Ce biodiesel peut être utilisé de la même façon que le diesel conventionnel. Étant donné que tous les producteurs de diesel doivent inclure 2 % de produits renouvelables, la demande est forte pour ce type de produit, note M. Ouellet.


Projet de 700 M$ à La Tuque


La Ville de La Tuque caresse aussi un projet de bioraffinage de 700 M$ qui générerait 300 emplois en valorisant les résidus forestiers laissés en forêt. « Une étude a confirmé qu’il y a de 650 000 à 1,2 million de tonnes métriques de résidus laissés en forêt (cimes des arbres et branches). On veut créer de la valeur en les transformant en biodiesel », soutient Normand Beaudoin, maire de La Tuque.


Pour propulser le projet lancé en 2010, la Ville a fondé l’organisme Bioénergie La Tuque (BELT) en compagnie de Patrice Mangin, professeur et titulaire de la Chaire de recherche sur la bioénergie/bioéconomie régionale à l’Université du Québec à Trois-Rivières (UQTR).

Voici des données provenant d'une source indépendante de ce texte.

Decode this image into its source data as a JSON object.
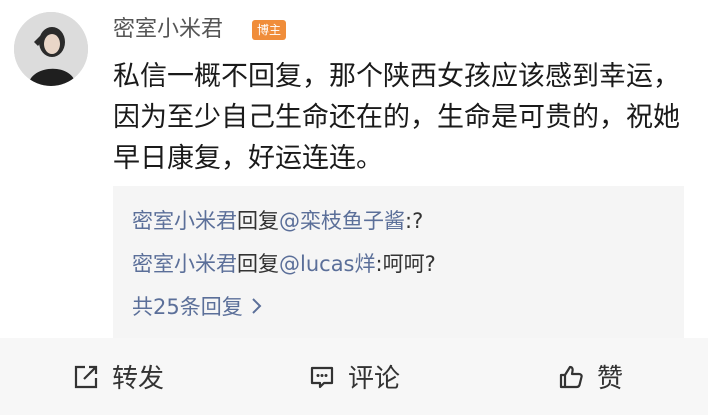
{
  "post": {
    "username": "密室小米君",
    "badge": "博主",
    "body": "私信一概不回复，那个陕西女孩应该感到幸运，因为至少自己生命还在的，生命是可贵的，祝她早日康复，好运连连。"
  },
  "replies": {
    "items": [
      {
        "author": "密室小米君",
        "verb": "回复",
        "target": "@栾枝鱼子酱",
        "text": ":?"
      },
      {
        "author": "密室小米君",
        "verb": "回复",
        "target": "@lucas烊",
        "text": ":呵呵?"
      }
    ],
    "more_label": "共25条回复"
  },
  "actions": {
    "forward": "转发",
    "comment": "评论",
    "like": "赞"
  },
  "icons": [
    "share-icon",
    "comment-icon",
    "thumbs-up-icon",
    "chevron-right-icon"
  ],
  "colors": {
    "badge": "#f08d3a",
    "link": "#5b6f99",
    "reply_bg": "#f5f5f5"
  }
}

Au début de 2014, des représentants de BELT ont mené une mission économique en Suède et en Finlande pour trouver des partenaires de l’industrie pétrolière intéressés par la création d’une bioraffinerie au Québec. « Nous sommes revenus avec un potentiel d’investisseurs supérieur à que ce nous avions imaginé », soutient M. Mangin, qui est également le directeur général de BELT. Quatre ententes de confidentialité ont été signées avec des entreprises européennes.


Pour confirmer le potentiel du projet, BELT, qui a déjà trouvé 500 000 $ de capitaux privés, a déposé des demandes aux deux ordres de gouvernement pour compléter les financements de l’étude de faisabilité qui coutera 1,5 M$. Selon l’échéancier établi, la décision pour la construction devrait être prise en 2019 pour une mise en opération en 2023.


À terme, l’usine de bioraffinage produirait 210 ML de biodiesel par an, ce qui représente 4,3 % de la consommation de diesel pour le transport au Québec. « En remplaçant les carburants fossiles par du biodiesel, on réduirait les émissions de CO2 de près de 14,5 Mt par an », note M. Mangin.